In the book, “Tapping into unstructured data: Integrating unstructured data and structural analytics into business intelligence” (Bill Inmon and Anthony Nesavich, Prentice Hall, 2008), the authors describe the various types of unstructured data created by the typical departments in a corporation. These include: Accounting, Call Centers, Engineering, Finance, Human Resources, Legal, Marketing, Sales, Shipping and Operations. That means everyone is contributing to the challenge while they look to the data center to control it.
The Challenges of Unbridled Information Growth
Let’s take a look at some of the major challenges in dealing with this unbridled growth of information.
Factor 1: Information must stored
The more data we generate, the more storage is required. This storage need opened up tremendous opportunities for storage vendors as customers sought to purchase more and more equipment. The storage industry introduced the moniker Information Lifecycle Management to provide more cost effective ways to deal with this growth.

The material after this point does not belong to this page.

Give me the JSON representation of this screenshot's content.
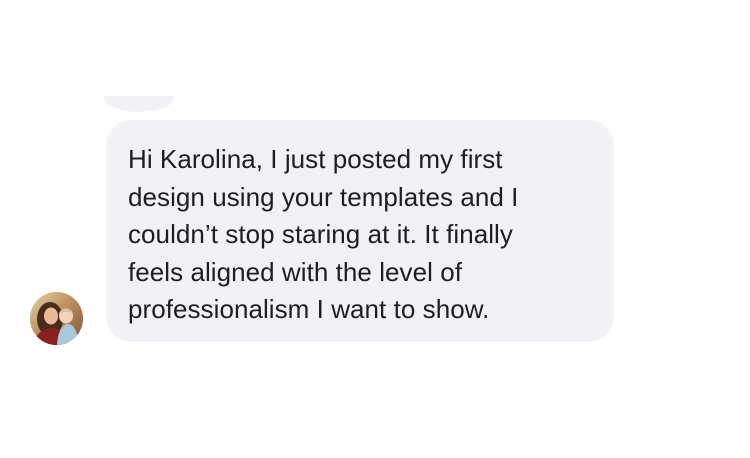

They also introduced the concept of tiered storage to allow companies to better manage it along various dimensions: price, performance, capacity and function. Initially, the storage cost factor was the biggest impact on corporations of this growth. However, as storage cost quickly declined, its importance became dwarfed by other factors.
Factor 2: Information Explosion can sensitive and needs to protect
As companies created more and more information, the importance of protecting that information and ensuring the proper access level became more apparent. While it sounds easy (i.e. making sure the right people have access to the right information), it’s not so easy to actually do, and the costs of not securing data can be astounding. Examples are:
Hefty fines under PCI, SOX and HIPAA for breaches and noncompliance
Bad PR and damage to the corporate brand due to the need to publicly disclose privacy breaches
Outright IP theft where trade secrets and proprietary information could fall into the hands of a competitor and materially damage the company’s business prospects.
Factor 3: Information must be preserved for regulatory reasons
Every company is governed by a set of regulations that that determine the length of time that information must be stored. There are a slew of regulations that govern information retention. The more familiar of these include:
Health Insurance Portability and Accountability Act (HIPAA) of 1996
Sarbanes-Oxley Act of 2002
SEC Rule 17a-3, a-4
There are countless more. Some industries (e.g. Pharmaceutical, Finance, etc.) are more regulated than others. And, of course, with the recent Credit Crisis, we expect the number of regulations to skyrocket in the coming years.
In the good old days, retaining this information was simple. We simply put everything in a box and placed that box in a warehouse for however long. Given the explosive growth of easily replicable electronic information, it’s much more challenging.
Factor 4: Information Explosion is subject to electronic discovery
A critical event occurred in December 2006 with the passing of The Federal Rules of Civil Procedure (FRCP). The FRCP governs procedures for civil suits in United States district (federal) courts. It amended to outline how electronic documents can use to support litigation proceedings. The amendment also defined how electronic documents should handle to support litigation search and discovery.
Essentially, this means that all information is discoverable, which presents a problem. Companies are not only required to keep information for a particular period of time (for regulatory purposes), but also are incentivized to get rid of it as soon as possible. It simply isn’t practical for a company to pay an attorney $400/hour to perform discovery across all of their information.